It’s frequently said that the only constant in New York City is change. In few other places does cultural, political, and social change take such a physical form. Not only that, but the relationship between people and their environment in reciprocal. When your local bar or repairman closes shop, it deals a blow to your individual map and impression of New York.
At the conclusion of E.B. White’s famous 1949 essay “Here is New York,” he writes about an old “battered tree, long suffering and much climbed, held together by strands of wire but beloved of those who know it.” To him, it symbolized the city and he thought to himself, “this must be saved, this particular thing, this very tree.” His words still ring painfully true for plenty of modern New Yorkers, but with all the trees gone, they instead fight for the small businesses that made their neighborhoods uniquely theirs.
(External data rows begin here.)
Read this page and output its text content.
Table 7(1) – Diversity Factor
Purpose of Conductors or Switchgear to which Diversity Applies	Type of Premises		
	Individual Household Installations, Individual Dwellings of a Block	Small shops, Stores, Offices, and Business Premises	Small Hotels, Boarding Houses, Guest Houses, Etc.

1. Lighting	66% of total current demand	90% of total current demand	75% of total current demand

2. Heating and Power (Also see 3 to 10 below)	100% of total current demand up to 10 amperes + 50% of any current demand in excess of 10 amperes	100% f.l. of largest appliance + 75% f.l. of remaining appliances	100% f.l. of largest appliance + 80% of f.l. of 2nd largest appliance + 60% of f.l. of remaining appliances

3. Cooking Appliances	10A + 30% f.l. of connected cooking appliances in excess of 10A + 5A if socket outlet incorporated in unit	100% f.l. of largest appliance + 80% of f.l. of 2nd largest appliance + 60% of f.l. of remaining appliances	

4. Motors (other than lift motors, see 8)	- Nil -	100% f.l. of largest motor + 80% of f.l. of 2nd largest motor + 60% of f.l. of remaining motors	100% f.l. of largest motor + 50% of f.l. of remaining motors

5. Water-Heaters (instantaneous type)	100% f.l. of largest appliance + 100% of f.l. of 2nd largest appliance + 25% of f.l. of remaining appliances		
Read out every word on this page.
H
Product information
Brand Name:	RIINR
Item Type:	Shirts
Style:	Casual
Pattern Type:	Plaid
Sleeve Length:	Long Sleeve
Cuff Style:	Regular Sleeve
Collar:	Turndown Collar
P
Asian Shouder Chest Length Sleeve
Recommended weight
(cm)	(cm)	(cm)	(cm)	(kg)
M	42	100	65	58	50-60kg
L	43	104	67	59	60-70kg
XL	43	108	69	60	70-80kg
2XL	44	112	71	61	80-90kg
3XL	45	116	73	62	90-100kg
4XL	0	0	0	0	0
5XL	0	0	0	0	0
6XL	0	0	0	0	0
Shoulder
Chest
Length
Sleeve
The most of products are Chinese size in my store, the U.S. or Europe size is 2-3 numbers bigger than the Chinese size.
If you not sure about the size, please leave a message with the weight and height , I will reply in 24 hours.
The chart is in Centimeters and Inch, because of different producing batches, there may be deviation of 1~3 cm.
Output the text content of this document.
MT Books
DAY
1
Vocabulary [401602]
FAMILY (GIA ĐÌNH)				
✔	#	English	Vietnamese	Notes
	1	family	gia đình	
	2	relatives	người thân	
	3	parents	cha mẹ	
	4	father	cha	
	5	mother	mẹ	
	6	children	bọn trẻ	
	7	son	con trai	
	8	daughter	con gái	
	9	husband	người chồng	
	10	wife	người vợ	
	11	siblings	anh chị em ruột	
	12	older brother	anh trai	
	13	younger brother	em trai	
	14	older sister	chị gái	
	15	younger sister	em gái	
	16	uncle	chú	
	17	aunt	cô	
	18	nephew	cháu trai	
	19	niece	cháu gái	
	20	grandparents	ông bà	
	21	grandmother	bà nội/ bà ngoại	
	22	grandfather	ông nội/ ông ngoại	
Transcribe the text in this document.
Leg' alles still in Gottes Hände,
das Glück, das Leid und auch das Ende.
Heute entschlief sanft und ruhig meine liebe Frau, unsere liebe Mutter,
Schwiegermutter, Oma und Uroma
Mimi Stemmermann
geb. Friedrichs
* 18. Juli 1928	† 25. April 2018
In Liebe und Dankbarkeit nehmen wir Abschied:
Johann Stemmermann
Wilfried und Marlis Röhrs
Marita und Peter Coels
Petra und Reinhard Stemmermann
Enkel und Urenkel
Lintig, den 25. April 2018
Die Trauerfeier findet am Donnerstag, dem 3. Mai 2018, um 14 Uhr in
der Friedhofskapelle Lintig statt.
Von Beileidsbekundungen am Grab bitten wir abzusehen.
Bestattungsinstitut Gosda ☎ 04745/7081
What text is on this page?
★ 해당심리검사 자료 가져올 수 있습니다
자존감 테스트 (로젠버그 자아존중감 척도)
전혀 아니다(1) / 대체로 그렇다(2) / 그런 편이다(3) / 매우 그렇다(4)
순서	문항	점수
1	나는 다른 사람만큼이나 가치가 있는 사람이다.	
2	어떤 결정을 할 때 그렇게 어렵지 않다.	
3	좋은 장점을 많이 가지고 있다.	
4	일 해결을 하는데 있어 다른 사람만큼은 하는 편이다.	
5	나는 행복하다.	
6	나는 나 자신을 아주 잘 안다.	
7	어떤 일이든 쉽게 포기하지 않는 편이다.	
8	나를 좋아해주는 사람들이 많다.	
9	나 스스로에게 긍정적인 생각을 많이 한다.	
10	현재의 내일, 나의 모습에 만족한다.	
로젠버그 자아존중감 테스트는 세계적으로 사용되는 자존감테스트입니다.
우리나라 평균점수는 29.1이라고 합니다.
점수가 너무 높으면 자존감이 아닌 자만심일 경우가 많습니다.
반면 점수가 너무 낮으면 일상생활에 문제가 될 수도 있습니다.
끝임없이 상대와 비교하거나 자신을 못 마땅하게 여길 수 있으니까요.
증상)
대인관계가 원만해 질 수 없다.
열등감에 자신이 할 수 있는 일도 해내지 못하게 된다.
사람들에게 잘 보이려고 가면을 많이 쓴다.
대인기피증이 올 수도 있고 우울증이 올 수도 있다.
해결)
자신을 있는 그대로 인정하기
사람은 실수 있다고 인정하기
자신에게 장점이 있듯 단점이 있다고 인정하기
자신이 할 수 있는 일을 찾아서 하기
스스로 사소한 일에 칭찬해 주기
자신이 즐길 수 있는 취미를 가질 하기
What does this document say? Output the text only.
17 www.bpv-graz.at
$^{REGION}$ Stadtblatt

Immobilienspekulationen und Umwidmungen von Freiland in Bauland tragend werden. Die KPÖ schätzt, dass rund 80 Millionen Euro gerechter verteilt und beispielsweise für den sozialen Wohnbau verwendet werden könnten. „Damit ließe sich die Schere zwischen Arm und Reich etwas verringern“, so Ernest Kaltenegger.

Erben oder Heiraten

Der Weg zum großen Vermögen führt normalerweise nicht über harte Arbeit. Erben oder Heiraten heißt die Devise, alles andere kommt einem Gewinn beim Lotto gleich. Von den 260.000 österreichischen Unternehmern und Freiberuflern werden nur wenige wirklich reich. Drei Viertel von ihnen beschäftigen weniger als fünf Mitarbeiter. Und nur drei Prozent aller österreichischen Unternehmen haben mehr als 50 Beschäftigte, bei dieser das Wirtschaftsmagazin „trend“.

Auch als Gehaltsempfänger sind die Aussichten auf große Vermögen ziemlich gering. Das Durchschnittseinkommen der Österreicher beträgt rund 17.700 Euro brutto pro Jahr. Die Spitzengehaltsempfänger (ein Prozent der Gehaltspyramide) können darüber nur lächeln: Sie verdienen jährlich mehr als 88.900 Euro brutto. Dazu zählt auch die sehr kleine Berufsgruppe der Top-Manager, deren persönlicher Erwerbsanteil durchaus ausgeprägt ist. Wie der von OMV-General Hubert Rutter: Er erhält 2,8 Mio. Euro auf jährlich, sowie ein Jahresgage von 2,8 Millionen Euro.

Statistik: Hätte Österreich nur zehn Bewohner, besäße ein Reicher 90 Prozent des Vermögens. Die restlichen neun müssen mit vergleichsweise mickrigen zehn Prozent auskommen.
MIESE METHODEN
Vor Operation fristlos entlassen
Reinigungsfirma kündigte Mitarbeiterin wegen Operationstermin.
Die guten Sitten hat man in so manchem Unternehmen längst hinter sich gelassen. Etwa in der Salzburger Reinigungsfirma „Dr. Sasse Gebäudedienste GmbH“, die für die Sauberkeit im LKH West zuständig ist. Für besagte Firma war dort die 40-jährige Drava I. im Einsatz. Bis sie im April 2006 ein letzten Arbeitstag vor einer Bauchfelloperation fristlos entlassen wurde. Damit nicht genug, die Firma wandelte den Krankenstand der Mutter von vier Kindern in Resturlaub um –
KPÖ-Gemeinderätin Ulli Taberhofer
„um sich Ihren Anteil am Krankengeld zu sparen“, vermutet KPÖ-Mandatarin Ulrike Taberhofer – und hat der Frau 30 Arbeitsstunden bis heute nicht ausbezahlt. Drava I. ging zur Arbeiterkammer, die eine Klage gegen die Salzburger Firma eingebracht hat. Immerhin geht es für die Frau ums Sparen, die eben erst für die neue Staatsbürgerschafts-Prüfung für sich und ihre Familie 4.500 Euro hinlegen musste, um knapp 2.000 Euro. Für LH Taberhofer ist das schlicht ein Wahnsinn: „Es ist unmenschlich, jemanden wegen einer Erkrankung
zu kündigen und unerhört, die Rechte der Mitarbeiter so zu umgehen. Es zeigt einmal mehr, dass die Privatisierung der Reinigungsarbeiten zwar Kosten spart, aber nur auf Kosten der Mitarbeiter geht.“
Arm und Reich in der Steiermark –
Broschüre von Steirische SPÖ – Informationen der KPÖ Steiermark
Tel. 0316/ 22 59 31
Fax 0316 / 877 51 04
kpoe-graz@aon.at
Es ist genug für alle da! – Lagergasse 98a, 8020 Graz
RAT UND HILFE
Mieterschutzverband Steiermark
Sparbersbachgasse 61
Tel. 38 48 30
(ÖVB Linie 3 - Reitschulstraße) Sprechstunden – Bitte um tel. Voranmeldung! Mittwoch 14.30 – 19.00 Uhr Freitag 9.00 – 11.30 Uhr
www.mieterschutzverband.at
Not all the stories of demise follow the simple narrative that gentrification usually elicits: that of a greedy landlord threatening small businesses with astronomical rent prices. In some cases, the building owners were actually very sympathetic, but the business was no longer catering to the new demographic in a changing neighborhood. Change is never simple and neither is the change gentrification brings.
This exhibit details the closing of just a few of those businesses beloved by their owners, employees, and neighbors. Some have closed altogether, others have moved, and others still face extinction at the hand of rising rents each day. All of them are being mourned.